Venue: TAIWAN, NTUH International Convention Center
Date: 19th July, 2024 (10AM-5PM)
Chairperson: Prof. Kazuhiko FUKATSU, The University of Tokyo Hospital
Co-chairperson: Prof. Ming-Tsan LIN, National Taiwan University Hospital
Speaker:
Prof. Yasutomi KAMEI, Kyoto Prefectural University
Prof. Nobuaki SHIRAKI, Tokyo Institute of Technology
Dr. Takato SASAKI, University of Tsukuba Hospital
Prof. Kuo Kung-Kai : Kaohsiung Medical University
Dr. Wu Jin-Ming:National Taiwan University Hospital
Prof. Hou Yu-Chen:Taipei Medical University
Will be held under co-sponsorship of Taiwan Society for Surgical Metabolism and Nutrition
Will be supported by ICAAS
Registration fee: 10,000 Japanese yen for attendees from Japan
20 US$ for attendees from Taiwan
Visit to National Taiwan University Hospital is scheduled on 20th July, 2024 for
Japanese attendees.
Amino acids and skeletal muscle function
Yasutomi Kamei
Laboratory of Molecular Nutrition, Graduate School of Life and Environmental Sciences, Kyoto Prefectural University
(E-mail: kamei@kpu.ac.jp)
The skeletal muscle is the largest organ of the human body and plays important roles in exercise, energy expenditure and glucose/amino acid metabolism. Appropriate exercise coupled with sufficient nutrition results in an increase in muscle mass. In contrast, various conditions, such as bedrest, aging, cancer, and other diseases, lead to muscle atrophy, which decreases energy expenditure (leading to obesity), decreases glucose uptake and increases blood glucose (resulting in diabetes), and decreases quality-of-life.
We have been investigating the role of a transcription factor FOXO1 in metabolic regulation of the skeletal muscles. In particular, based on the observation that FOXO1 gene expression is induced by energy deprivation, we produced transgenic mice that overexpress FOXO1 and found that they exhibit muscle atrophy. In addition to FOXO1, transcriptional coactivators PGC1s are important for muscle metabolism. PGC1α expression increases in the skeletal muscles upon exercise, which leads to an increase in mitochondrial numbers in the skeletal muscles and red/slow fiber formation. Thus, we are investigating the detailed mechanisms of muscle metabolism, including amino acid metabolism, in vivo and in vitro, with focus on FOXO1 and PGC1α/PGC1β as key regulators. We hope that the mechanisms underlying the prevention of atrophy and dysfunction of the skeletal muscle will thereby be clarified, coupled to an increased understanding of the utility of functional foods for the prevention and/or alleviation of these conditions.

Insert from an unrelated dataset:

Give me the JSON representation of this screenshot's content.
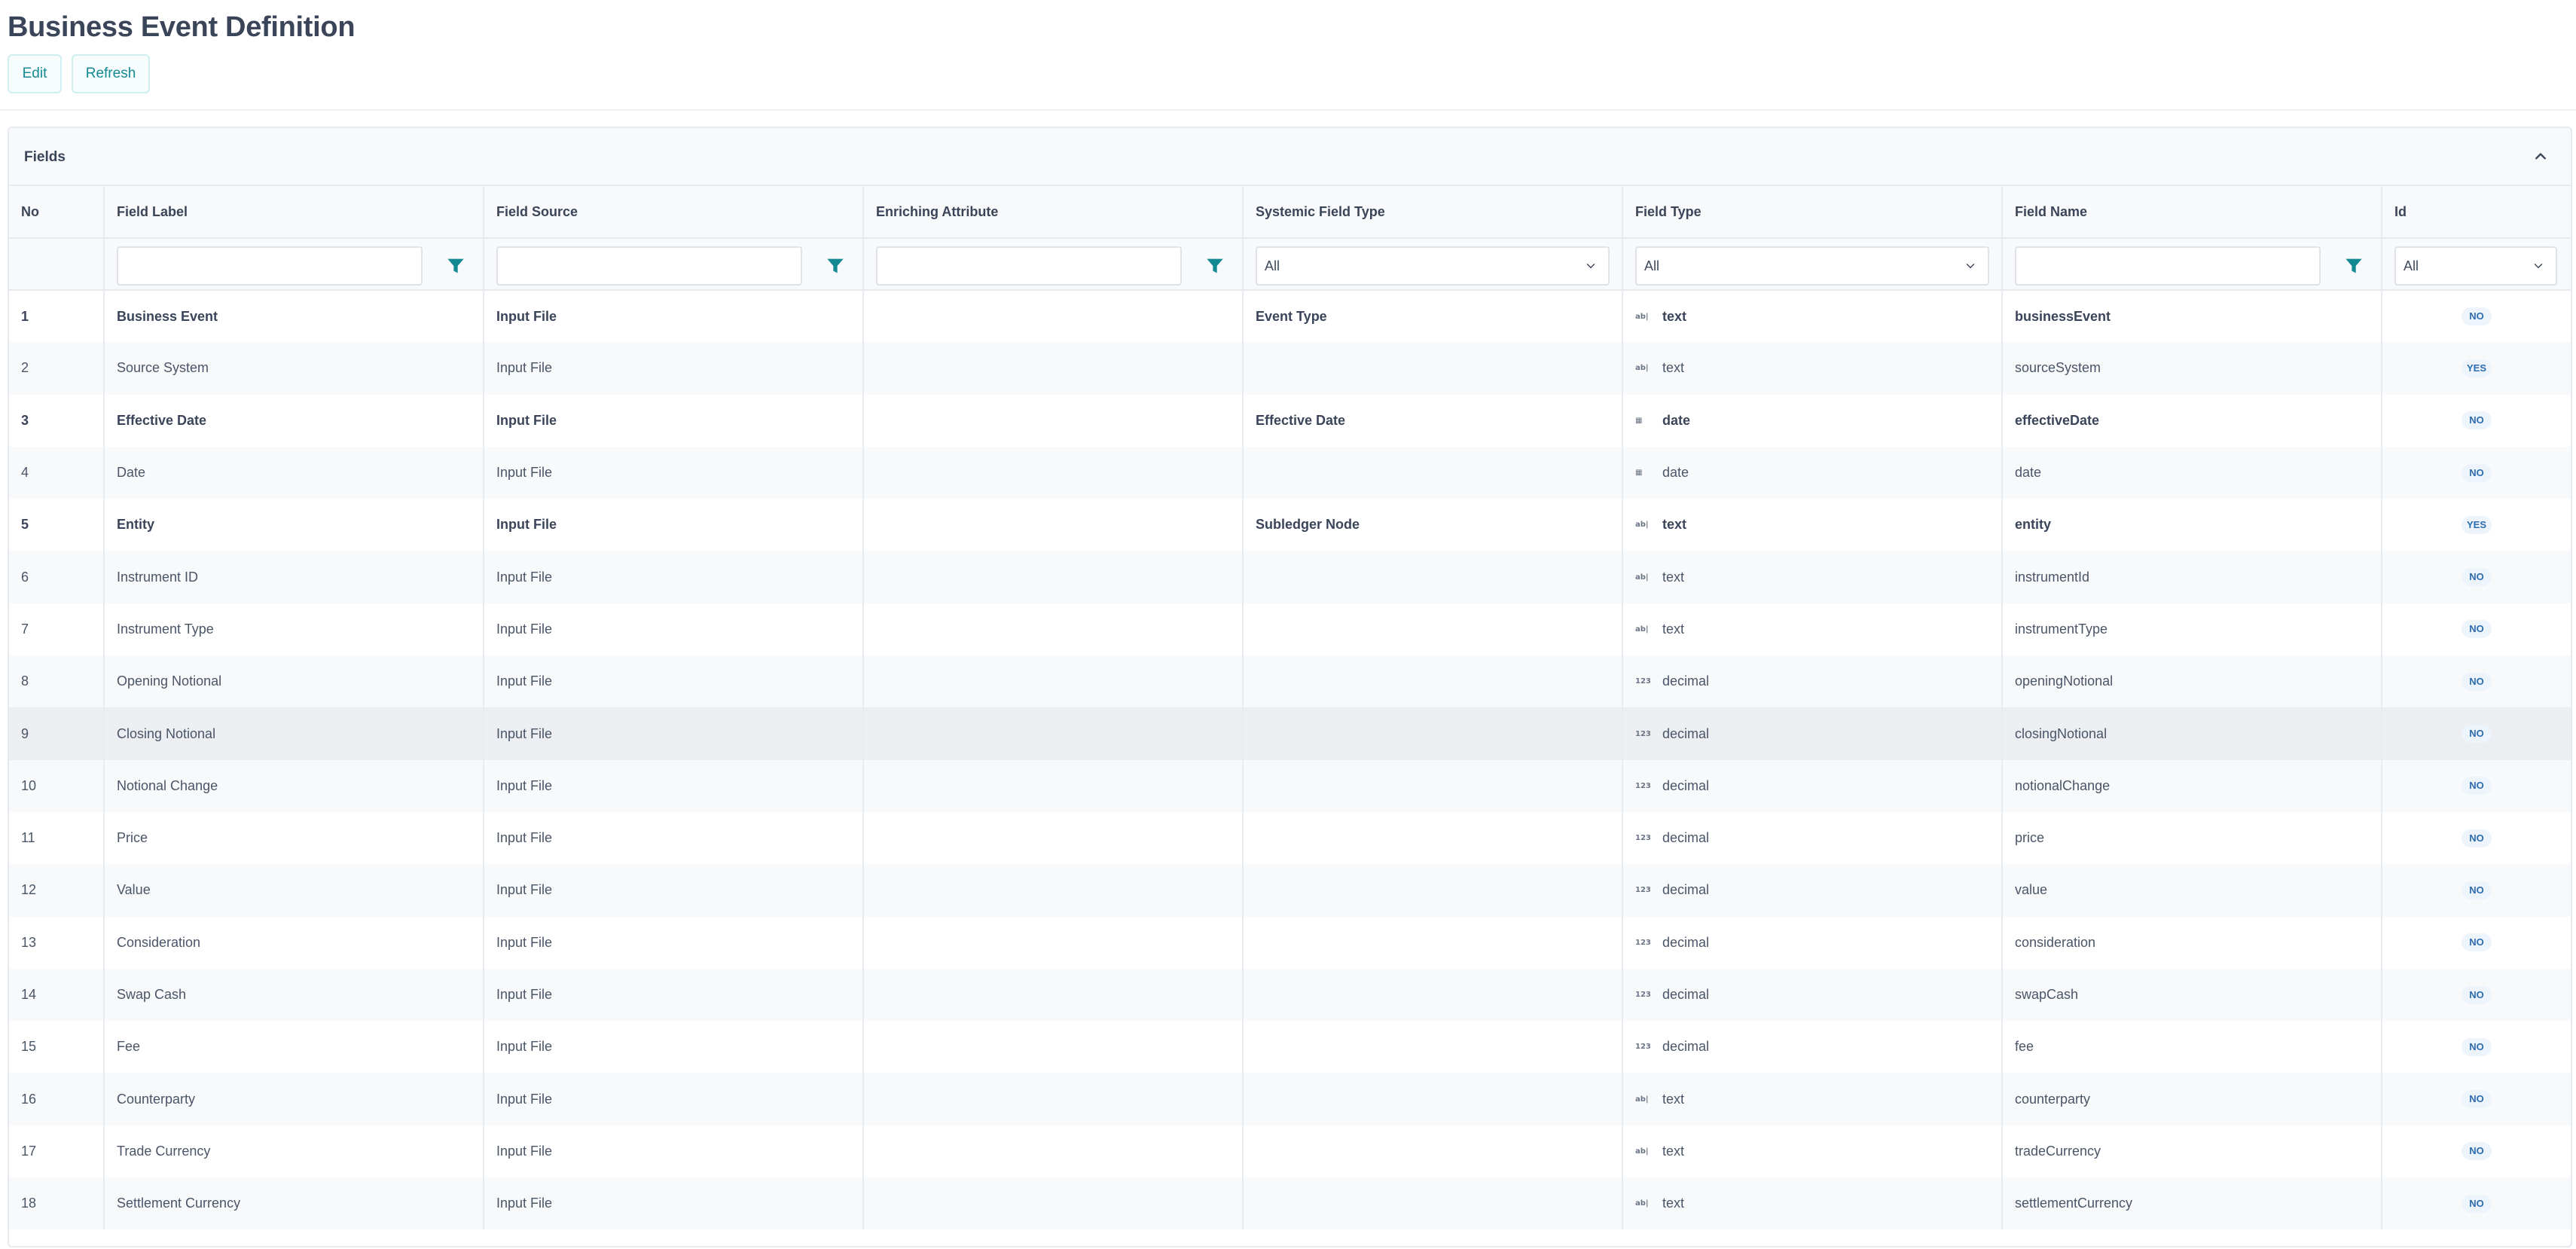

Methionine and Zinc: Key Regulators of Pluripotent Stem Cell Differentiation
Nobuaki Shiraki
Recent advances in biology heavily rely on cell culture technology. Basic and clinical research using cell culture is conducted in many fields, including drug discovery research, vaccine development, biopharmaceutical production, and regenerative medicine. In regenerative medicine, optimal differentiation media is required to differentiate target cells from stem cells efficiently. This medium consists of a basal media containing nutrients such as amino acids, sugars, vitamins, and trace elements, as well as growth factors and signal stimulants/inhibitors.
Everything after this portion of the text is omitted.